I think that this is great for my CV and it will help me for my career after football.Marisa Ewers
From kicking a ball about with her cousins aged eight to moving to England to play for Blues Women as well as completing a Masters degree in a foreign language while juggling a career in the FA Women’s Super League; gritty, determined and self-assured German midfielder Marisa Ewers’ hard work on and off the pitch shines through.
As her family put a ball to her feet, Ewers hasn’t looked back since and she is relishing the opportunity of playing in a different country to the one that she grew up in.
But if it wasn’t for her cousins’ getting her out onto a field, life could have been completely different for the midfielder.
She said: “When I was eight I started playing for my local team, but my cousins always took me outside and played with me, so they are kind of responsible for that [getting me into football]. That’s why I came to football because they love it and they trained me and everything.”
When she signed her first professional contract with her hometown club Hamburger SV, Ewers never believed that she would reach the level of football she is playing at today 12 years later.
She said: “In 2006 I joined the professional team at Hamburger SV, so it’s been over 11 years now.
“I didn’t expect to be at that level. It was a great journey and playing for the youth national team for Germany was a great experience as well. That was something that you look back on and think ‘oh yeah, you reached that and that helped you to develop as a player.’ Especially going abroad made a difference I think, and it makes you grow as a player as well as a person.”
At international level, Ewers has played at every level for her country up to the Under-23s but is still looking for her first senior appearance.
But at club, following a six-year spell with Hamburger SV the club announced its disestablishment of the women’s team and the midfielder went on to join Bayer Leverkusen, where she was their club captain for two seasons.
She made the switch to Blues Women in 2016 under Dave Parker and has now established herself as a regular. At the time, she was labelled “one of the most consistent performers in the Bundesliga for the past eight seasons” by former manager Parker.
However, she says that she did not find it difficult to settle in at the club as her team mates were so welcoming when she arrived despite moving to a foreign country and having to speak in a completely different language.

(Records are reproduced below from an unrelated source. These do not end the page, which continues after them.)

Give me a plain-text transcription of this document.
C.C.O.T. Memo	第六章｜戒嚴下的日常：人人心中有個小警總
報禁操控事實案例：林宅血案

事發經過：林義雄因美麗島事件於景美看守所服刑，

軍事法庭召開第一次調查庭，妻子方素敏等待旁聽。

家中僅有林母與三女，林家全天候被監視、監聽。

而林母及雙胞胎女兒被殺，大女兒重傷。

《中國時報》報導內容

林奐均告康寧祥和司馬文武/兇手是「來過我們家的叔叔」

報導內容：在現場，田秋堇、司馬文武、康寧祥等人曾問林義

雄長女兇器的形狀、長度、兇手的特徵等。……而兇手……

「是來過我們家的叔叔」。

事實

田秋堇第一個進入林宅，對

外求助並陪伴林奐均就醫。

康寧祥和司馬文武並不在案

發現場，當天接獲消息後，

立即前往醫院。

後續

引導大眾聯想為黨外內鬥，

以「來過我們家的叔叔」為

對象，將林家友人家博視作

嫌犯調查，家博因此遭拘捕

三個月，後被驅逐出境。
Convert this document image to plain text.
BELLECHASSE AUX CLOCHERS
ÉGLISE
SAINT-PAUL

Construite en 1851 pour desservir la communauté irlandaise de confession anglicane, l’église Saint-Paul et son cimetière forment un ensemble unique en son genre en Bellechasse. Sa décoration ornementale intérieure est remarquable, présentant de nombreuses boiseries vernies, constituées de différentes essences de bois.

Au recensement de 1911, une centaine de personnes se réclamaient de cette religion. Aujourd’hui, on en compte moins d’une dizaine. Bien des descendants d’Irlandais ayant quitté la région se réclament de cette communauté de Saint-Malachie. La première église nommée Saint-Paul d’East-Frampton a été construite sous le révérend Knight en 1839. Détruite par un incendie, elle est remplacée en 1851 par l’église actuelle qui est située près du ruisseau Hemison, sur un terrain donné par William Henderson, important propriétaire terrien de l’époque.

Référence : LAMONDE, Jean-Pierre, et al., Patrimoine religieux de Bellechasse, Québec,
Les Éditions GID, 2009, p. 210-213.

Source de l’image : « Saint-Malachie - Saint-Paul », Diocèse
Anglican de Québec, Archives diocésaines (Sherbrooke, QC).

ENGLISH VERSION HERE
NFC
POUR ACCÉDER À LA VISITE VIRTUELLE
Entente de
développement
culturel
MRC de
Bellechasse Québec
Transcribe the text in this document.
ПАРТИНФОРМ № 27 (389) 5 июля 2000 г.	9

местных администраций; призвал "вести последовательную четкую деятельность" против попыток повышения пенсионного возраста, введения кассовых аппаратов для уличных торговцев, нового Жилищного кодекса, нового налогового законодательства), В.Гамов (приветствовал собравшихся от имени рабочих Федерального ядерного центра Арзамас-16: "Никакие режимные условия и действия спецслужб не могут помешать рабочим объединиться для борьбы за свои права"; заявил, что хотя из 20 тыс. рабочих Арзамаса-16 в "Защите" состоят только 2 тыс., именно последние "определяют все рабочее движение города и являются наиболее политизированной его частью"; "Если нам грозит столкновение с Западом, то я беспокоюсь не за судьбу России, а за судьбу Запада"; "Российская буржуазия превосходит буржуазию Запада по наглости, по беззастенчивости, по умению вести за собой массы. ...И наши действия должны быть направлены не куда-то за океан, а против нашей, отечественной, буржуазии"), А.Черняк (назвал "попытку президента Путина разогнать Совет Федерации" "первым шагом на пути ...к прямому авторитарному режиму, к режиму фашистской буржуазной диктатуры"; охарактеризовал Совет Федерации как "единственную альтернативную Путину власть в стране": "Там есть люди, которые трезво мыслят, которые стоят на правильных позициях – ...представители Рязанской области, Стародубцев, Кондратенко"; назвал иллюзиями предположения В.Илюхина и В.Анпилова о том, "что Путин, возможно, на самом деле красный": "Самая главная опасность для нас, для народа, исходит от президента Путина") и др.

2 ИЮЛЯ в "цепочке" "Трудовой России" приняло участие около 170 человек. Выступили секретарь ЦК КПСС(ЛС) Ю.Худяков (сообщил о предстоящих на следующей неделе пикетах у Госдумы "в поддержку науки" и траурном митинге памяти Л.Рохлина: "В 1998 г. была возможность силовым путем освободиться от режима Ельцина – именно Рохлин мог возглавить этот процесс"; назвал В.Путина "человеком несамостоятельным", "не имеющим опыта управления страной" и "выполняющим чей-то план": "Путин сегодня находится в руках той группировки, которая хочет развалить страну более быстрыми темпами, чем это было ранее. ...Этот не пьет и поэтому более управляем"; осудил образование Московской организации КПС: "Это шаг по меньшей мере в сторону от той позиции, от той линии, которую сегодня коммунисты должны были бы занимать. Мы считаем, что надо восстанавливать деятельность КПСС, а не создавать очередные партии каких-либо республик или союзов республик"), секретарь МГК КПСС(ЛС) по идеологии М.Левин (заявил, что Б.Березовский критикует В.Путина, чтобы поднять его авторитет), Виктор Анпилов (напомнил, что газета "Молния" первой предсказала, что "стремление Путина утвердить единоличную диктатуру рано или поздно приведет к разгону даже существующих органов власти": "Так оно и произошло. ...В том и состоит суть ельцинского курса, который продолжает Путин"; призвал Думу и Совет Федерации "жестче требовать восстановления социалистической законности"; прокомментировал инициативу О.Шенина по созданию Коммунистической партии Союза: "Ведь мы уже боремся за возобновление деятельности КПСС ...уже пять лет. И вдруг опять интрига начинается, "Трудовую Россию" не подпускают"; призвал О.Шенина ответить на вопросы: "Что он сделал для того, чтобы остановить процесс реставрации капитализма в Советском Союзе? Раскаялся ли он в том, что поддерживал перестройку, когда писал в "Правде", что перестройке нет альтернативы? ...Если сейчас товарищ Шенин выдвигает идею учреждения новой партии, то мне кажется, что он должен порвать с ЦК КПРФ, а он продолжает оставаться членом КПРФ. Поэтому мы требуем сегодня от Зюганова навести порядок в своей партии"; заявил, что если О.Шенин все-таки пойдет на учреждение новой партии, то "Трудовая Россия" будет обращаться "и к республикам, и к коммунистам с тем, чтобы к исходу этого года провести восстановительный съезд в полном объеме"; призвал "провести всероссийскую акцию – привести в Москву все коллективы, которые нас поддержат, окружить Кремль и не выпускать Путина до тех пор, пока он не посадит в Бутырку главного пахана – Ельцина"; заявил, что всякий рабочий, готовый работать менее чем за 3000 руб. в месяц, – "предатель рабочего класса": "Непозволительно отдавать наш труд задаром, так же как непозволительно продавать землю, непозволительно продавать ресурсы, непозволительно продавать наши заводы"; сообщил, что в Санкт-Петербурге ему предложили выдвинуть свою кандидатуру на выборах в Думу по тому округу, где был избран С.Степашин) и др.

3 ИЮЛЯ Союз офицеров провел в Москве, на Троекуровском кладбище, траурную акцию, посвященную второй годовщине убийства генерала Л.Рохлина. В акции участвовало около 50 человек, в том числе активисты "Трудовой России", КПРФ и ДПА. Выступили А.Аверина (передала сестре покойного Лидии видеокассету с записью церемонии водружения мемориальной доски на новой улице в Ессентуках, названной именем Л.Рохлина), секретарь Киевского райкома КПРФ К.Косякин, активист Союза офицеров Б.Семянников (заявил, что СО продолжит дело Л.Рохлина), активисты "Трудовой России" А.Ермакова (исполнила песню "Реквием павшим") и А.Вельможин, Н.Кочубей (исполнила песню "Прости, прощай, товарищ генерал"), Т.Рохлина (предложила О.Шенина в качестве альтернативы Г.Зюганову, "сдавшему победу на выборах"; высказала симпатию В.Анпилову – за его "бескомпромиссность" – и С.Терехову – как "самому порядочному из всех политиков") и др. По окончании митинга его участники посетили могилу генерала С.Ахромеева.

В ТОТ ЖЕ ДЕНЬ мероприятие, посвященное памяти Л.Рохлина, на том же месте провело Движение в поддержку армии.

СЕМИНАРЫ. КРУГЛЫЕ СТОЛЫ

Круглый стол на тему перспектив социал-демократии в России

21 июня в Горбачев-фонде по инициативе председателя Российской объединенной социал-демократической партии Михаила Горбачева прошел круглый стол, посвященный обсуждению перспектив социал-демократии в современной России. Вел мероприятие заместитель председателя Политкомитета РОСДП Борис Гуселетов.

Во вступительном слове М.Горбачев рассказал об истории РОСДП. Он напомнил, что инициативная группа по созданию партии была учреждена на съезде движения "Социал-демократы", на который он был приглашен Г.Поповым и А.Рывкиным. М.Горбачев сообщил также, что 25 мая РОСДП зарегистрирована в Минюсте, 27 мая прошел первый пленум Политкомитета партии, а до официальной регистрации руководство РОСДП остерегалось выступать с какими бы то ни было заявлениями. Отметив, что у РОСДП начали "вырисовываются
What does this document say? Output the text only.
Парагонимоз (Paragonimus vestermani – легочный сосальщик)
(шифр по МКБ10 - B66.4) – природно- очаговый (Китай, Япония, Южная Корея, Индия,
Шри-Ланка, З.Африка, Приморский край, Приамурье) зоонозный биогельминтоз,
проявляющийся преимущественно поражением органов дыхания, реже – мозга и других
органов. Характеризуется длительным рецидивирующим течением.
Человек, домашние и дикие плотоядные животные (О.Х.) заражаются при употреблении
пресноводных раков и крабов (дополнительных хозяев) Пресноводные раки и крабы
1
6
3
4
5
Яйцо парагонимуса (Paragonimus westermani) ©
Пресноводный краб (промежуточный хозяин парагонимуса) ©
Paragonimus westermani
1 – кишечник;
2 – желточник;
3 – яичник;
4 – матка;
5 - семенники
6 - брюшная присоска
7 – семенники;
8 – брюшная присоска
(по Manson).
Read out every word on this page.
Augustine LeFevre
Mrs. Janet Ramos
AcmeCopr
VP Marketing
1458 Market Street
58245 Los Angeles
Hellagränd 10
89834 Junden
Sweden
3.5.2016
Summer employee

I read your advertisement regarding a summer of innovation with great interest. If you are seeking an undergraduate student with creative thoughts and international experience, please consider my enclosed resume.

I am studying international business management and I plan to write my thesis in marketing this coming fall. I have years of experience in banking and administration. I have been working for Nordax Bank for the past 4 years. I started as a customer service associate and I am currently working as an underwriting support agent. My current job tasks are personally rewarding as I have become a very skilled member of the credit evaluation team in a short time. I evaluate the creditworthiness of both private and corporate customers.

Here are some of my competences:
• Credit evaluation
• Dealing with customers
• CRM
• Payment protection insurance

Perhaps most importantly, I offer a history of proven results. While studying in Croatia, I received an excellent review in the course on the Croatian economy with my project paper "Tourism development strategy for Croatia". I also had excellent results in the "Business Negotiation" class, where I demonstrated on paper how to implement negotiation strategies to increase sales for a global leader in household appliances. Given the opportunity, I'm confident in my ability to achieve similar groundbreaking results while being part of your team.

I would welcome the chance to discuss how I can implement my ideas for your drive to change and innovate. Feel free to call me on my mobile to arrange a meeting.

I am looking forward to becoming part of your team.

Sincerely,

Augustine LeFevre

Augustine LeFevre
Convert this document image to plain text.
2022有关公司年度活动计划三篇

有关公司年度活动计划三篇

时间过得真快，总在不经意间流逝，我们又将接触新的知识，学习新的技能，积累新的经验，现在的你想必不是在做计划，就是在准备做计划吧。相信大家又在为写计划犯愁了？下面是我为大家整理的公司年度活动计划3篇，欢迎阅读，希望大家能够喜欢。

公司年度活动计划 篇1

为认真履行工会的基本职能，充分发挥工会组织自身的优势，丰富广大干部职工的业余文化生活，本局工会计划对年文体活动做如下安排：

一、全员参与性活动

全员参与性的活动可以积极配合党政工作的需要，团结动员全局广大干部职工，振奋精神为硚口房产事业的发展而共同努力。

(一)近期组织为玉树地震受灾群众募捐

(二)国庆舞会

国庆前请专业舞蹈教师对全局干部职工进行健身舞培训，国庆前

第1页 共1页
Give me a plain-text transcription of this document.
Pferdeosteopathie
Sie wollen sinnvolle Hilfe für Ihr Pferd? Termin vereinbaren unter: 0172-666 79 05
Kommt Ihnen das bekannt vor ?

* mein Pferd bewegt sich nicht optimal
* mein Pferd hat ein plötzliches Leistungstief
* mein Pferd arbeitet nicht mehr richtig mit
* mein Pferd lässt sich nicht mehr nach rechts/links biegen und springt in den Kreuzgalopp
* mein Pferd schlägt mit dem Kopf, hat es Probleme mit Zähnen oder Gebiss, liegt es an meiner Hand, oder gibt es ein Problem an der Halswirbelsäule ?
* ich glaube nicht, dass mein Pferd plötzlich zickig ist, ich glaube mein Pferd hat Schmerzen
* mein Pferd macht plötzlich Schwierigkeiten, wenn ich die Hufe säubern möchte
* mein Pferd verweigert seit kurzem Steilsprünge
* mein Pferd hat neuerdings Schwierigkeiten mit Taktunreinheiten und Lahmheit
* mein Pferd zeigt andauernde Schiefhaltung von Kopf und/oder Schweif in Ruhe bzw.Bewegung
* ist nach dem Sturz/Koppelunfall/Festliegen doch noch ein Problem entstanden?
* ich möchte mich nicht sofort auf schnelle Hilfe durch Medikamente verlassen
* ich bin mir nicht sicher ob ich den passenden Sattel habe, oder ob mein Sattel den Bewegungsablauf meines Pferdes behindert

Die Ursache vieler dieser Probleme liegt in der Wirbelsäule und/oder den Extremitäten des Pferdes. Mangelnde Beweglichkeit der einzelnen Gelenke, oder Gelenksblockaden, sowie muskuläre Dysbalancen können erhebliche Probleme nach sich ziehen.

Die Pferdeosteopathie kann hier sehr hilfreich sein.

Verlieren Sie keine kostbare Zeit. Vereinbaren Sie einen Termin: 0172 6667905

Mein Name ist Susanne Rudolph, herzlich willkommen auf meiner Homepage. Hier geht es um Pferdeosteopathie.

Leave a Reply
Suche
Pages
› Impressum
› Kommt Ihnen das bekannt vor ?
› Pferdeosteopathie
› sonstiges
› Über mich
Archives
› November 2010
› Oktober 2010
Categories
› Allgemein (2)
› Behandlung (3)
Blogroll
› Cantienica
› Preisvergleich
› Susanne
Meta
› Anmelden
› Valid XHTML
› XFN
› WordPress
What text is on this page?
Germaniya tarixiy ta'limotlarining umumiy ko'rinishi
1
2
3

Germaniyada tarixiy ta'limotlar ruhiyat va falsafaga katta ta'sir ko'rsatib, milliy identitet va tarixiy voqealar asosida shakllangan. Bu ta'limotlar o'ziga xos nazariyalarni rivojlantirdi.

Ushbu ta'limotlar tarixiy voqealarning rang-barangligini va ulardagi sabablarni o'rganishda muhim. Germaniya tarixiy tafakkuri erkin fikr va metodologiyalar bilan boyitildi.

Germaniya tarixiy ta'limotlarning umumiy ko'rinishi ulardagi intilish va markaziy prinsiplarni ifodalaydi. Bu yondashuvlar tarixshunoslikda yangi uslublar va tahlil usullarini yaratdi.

At the time, her fellow countrywomen Bella Linden and Ann-Katrin Berger were here to offer guidance and support in a language that she understood and a friendship with Andrine Hegerberg that helped her settle into life in Birmingham.
“No [I didn’t struggle to settle in], not really actually. Obviously, I was quite excited to see how the league is, how it is to live in England – it’s a new culture, new people but the team are great. They’re really lovely and they had open arms which made it easy.
“When I came over there was also Andi [Andrine Hegerberg] and Bella Linden but to be fair it’s been more than two years and I get on with all the girls so easy here. But it was good to have Ann [Katrin-Berger] here too.
“The team environment helps a lot to settle in and to feel comfortable and to feel welcomed.”
Having to get to know a new team is one thing but moving away is another and Ewers has had to get used to a different culture. However, she said that the people are completely unlike the ones you come across in Germany as they don’t take anything too seriously.
She said: “It’s been lovely actually because I love the English culture. People are very polite over here and they’re funny. They don’t take each other too seriously so I appreciate that, and I appreciate the whole experience.”
Although Ewers didn’t find it too hard to settle in at Blues, the 29-year-old still misses her family and will spend as much of her free time, as possible, flying back to be with them.
Ewers said: “Of course, when we get days off I can’t wait to go home and see them. Or they actually come over to watch games if they can and Christmas and summer is obviously the time when you can spend more days with your family. Family is quite important for me.”
When her family come to watch her play, Ewers noted that there are some differences to the football that you see in England compared to Germany. Yet here at Birmingham, the midfielder enjoys the way the team plays.
She also feels like she joined at just the right time two years ago, as women’s football is most certainly on the rise in England.
She said: “In Germany, I feel like we loved to keep possession but sometimes it could go forward more quickly, and I like the fact that over here [in England] as soon as you win the ball, you look forward.
“But in our team, I love that we like to keep possession and that’s a great way of playing out with the possession we have of the ball. That’s quite important because that helps the team to show a good performance and get results.
“I think women’s football is growing in England a lot and that’s what I missed in Germany a little bit to be fair.
“In Germany, it has been developed but it’s good and exciting to see it over here how women’s football is growing and that teams put loads of effort into the women’s sides. The men’s side supports women’s football now and everything is more professional so it’s a great time to be in England right now.”
Off the pitch, Marisa has been juggling studying for a Masters degree in Sport Management which she finally completed at the beginning of this season. She graduated from Birkbeck, University of London which meant that she had to travel into the city during the week whilst continuing to train with Blues.
She said: “The last year has been quite stressful because I had to travel down to London two or three times a week for two sessions a day but now I’m so relieved because that was hard work. But now I can look back and say ‘yeah you actually have a Masters degree in a different language’ and I think that this is great for my CV and it will help me for my career after football.
“I love to have something else other than football and I love to challenge myself in a different way. But also to prepare myself for life after football.”